A few years on, if you ask people what they think of when they hear of “HEBS”, their answer will probably include the name “Gavin”. They are referring to the TV advertising campaign that arose from the developmental research. Paradoxically using a sporting hero to promote regular moderate activity, the advertisement features Gavin Hastings comparing walking a mile with energy equivalent amounts of vigorous exercise. He points out that “you don't have to” take part in sweaty, frenetic, or very demanding forms of exercise to gain health and fitness benefits; in essence you can walk to good health. In the first phase of running the advert on TV, it was backed up by a special telephone helpline offering a pack containing the HEBS self help guide Hassle free exercise and information on local level physical activity facilities and contacts.
Formal evaluation of the first phase of the campaign is reported in detail elsewhere.6 Campaign awareness and walking related knowledge and beliefs were monitored through adult population surveys. Self reported changes in physical activity levels were assessed through a panel study involving a sample (initially 700) drawn from the 4036 people who had called the helpline during its first six weeks. A composite measure of “stage of change” (precontemplation, contemplation, preparation, action, maintenance) was derived from information provided by helpline callers at baseline and follow up.7 The rate of successful follow up at one year in the panel study was 58%. The sociodemographic profile of respondents at one year was similar to that at baseline, except for a slightly higher attrition rate for younger people.

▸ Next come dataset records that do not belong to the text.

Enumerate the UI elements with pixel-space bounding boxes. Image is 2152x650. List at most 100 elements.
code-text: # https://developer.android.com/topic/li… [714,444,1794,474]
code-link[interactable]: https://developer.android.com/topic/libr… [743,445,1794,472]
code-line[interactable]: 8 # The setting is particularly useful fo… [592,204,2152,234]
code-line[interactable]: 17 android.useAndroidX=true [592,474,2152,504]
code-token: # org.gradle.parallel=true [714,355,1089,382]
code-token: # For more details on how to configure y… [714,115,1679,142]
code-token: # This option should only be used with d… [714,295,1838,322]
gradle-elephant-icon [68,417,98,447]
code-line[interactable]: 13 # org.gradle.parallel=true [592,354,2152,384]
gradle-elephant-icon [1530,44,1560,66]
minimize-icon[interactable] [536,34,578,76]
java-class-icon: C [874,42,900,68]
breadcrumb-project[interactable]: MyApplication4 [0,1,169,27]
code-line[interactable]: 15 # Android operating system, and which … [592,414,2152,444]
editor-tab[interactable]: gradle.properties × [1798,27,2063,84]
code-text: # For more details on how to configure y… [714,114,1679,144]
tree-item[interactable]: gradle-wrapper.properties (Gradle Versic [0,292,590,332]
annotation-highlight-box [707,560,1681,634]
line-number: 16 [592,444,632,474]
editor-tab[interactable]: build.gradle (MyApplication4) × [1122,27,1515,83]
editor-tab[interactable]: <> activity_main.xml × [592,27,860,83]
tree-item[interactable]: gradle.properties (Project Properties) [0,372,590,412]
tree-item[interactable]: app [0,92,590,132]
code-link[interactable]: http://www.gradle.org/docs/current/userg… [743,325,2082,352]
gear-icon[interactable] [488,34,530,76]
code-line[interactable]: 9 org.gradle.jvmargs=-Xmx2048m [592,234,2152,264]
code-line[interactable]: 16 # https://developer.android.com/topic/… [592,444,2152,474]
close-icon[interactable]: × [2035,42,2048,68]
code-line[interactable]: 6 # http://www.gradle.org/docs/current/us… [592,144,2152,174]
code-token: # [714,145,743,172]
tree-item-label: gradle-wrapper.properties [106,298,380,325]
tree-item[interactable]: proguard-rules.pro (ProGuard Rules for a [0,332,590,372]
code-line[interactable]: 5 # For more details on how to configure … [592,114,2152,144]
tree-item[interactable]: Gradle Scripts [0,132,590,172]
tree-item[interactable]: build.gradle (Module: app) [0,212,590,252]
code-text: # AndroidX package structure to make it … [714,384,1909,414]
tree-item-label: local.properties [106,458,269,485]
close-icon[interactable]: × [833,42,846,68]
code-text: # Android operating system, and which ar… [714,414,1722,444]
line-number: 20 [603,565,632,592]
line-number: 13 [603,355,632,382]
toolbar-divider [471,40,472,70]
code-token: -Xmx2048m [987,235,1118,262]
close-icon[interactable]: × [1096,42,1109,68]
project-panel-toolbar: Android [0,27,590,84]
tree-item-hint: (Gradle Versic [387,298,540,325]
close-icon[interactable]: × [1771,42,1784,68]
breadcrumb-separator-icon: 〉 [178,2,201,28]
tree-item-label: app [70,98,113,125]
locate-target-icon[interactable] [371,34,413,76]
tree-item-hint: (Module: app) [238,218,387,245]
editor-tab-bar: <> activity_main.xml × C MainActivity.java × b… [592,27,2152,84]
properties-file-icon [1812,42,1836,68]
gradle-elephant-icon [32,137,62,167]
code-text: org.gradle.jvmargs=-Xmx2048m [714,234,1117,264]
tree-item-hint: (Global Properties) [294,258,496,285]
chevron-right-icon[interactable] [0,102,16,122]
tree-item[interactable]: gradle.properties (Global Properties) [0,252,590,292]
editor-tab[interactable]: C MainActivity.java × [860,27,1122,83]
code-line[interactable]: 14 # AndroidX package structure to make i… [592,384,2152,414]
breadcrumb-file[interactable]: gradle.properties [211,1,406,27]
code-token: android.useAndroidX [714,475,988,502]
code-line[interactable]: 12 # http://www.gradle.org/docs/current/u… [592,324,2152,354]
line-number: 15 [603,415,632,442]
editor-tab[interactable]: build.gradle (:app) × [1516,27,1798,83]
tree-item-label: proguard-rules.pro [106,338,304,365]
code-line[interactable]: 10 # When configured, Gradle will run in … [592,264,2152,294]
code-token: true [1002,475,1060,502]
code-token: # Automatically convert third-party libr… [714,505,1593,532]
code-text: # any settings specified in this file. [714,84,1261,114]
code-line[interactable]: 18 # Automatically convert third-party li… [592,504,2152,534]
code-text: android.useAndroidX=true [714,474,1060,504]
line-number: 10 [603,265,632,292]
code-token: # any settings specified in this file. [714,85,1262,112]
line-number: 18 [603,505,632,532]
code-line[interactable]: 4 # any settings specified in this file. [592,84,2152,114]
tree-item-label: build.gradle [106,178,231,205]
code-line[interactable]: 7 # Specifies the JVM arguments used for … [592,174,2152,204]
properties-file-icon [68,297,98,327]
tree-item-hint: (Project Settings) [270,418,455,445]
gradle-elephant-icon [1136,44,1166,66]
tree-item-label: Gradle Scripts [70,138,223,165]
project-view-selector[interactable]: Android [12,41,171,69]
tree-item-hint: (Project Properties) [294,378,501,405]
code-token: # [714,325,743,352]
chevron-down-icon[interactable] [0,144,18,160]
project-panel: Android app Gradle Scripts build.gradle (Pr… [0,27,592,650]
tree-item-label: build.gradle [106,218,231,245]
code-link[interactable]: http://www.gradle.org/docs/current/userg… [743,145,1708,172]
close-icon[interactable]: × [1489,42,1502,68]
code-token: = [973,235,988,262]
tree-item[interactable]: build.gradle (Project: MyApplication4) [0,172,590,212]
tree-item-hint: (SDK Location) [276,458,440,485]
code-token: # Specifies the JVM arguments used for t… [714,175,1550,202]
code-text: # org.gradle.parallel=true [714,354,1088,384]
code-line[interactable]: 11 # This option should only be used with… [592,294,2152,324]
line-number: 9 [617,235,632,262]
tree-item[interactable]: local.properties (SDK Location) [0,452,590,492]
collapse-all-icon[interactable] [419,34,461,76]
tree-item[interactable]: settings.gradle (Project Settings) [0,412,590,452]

Campaign awareness was highest in the primary target group (socioeconomic groups C2DE). There was before/after evidence of an impact on the general adult population's knowledge and beliefs about walking as a form of exercise, the biggest increase being in knowledge of exercise equivalence information specific to the campaign. This is evidence of success of the major campaign objective of “repositioning” walking in the minds of the public. Also, in the panel study there was a discernible shift in stage of change (in the right direction) between baseline and follow up. Furthermore, 48% of the helpline callers successfully contacted at one year reported being more active.
The panel study of helpline callers was of course potentially open to initial self selection bias, and to subsequent drop out and “desire to please” bias. Suppose for the sake of argument that almost 2000 people (48% of 4036) were motivated and helped to become more active through the advertisement and helpline. Even in the absence of any such effect on people who viewed the advert but did not call the helpline—and disregarding the important informing and agenda setting roles of the campaign—this would be a worthwhile outcome and indeed would represent good value for money. However, this amount of behavioural change would not be detectable even in a fairly substantial survey of the general population. In evaluation we therefore need to tap into “captive populations” (such as helpline callers) where they exist, and to manage potential bias through study design and analysis.

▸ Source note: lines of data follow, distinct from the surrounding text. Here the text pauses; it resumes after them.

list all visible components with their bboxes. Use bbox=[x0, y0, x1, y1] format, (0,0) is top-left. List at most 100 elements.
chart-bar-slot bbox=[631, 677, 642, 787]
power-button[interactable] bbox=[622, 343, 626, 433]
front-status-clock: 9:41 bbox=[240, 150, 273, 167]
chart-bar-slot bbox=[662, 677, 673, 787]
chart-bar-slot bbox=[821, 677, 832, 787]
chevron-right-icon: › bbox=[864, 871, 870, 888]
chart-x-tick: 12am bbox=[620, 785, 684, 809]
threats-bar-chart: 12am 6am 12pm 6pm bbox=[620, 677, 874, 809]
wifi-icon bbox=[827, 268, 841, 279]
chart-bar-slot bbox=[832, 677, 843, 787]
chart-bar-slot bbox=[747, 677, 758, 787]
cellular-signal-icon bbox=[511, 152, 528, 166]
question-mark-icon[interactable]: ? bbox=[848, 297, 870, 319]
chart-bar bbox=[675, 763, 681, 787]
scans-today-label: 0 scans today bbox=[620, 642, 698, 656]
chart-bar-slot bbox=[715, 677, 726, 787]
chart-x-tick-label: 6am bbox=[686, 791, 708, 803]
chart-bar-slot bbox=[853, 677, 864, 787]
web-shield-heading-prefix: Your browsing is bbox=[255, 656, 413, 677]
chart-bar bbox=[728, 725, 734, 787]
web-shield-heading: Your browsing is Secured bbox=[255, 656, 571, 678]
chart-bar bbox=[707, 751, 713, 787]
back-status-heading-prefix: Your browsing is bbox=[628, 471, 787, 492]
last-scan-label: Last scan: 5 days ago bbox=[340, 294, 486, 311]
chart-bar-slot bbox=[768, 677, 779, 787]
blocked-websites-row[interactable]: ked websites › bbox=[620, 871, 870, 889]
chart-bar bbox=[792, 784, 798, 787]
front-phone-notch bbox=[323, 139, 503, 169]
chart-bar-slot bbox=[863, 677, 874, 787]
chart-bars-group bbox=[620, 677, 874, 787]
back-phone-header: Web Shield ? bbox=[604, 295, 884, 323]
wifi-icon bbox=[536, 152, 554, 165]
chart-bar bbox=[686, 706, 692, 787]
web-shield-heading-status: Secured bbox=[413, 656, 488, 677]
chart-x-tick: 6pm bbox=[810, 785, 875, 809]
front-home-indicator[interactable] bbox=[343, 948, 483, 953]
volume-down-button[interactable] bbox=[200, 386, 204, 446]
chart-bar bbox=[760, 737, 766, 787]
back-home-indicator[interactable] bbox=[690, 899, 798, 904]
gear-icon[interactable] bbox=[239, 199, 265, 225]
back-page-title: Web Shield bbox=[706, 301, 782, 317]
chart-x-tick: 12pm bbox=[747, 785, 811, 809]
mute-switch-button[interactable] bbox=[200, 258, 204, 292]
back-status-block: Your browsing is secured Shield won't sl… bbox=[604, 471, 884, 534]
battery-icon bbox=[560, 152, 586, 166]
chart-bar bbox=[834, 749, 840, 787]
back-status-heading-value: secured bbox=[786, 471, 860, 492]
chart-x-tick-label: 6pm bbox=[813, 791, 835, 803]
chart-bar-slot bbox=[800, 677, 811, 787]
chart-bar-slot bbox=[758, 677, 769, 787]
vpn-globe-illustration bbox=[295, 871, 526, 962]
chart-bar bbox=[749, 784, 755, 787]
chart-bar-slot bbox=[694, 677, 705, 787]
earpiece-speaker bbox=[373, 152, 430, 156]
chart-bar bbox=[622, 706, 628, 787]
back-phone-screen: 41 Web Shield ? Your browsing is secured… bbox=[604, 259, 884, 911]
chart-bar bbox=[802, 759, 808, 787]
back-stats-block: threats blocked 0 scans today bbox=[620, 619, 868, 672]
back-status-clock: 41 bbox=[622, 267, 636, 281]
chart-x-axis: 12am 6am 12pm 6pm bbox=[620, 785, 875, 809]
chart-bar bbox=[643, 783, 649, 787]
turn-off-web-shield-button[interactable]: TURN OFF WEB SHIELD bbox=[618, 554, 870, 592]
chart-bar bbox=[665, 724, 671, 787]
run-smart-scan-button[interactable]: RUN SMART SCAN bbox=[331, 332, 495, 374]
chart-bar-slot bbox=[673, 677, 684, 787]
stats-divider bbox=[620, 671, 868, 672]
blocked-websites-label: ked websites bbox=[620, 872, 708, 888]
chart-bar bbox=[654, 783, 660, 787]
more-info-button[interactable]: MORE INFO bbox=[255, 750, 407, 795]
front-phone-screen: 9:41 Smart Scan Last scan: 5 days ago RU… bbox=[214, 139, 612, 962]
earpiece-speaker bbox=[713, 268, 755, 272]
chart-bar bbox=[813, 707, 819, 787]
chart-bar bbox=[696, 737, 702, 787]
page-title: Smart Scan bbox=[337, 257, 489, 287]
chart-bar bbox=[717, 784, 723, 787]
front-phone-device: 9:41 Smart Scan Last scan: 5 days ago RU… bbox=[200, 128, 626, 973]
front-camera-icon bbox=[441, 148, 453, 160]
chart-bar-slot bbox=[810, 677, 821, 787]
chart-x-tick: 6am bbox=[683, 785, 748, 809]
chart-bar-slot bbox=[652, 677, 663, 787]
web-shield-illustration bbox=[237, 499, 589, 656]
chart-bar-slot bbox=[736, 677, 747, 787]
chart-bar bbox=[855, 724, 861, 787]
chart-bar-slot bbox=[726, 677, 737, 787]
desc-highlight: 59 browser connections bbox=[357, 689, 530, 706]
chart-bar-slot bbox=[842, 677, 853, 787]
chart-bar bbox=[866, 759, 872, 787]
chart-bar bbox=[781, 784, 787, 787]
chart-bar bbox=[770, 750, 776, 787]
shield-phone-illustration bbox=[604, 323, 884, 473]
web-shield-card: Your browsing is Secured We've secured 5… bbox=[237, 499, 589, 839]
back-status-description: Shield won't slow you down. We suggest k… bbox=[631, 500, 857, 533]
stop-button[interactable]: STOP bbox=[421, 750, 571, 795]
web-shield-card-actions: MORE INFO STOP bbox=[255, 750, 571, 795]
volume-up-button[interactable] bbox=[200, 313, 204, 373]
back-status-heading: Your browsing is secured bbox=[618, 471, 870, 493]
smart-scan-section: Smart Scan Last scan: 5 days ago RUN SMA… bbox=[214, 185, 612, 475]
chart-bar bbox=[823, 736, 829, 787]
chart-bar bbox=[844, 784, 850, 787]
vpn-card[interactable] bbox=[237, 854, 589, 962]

In any case, Gavin, with repeated showings, has undoubtedly caught the attention of the people of Scotland. Awareness of the advertisement in the adult general population runs consistently at around 90%, and I have referred to its centrality to people's awareness of HEBS. In 1997 Gavin was voted favourite advertisement in a readers' poll conducted by The Scottish Sun as part of the Scottish Advertising Awards. This is no mean feat, and its significance in evaluation terms should not be underestimated. It is evidence that health education advertising can have a wide appeal and become part of the fabric of the nation, more than holding its own with more expensive and less socially useful advertising.
The campaign and other health education efforts—in schools, through the workplace and health service, and in other settings—are of course but pieces in a jigsaw of factors affecting the nation's levels of activity. Policies and action in areas such as community safety, transport, pollution control, urban and rural planning, and access to facilities are needed to make it more appealing and more feasible for people to build physical activity into their everyday lives at all stages and ages.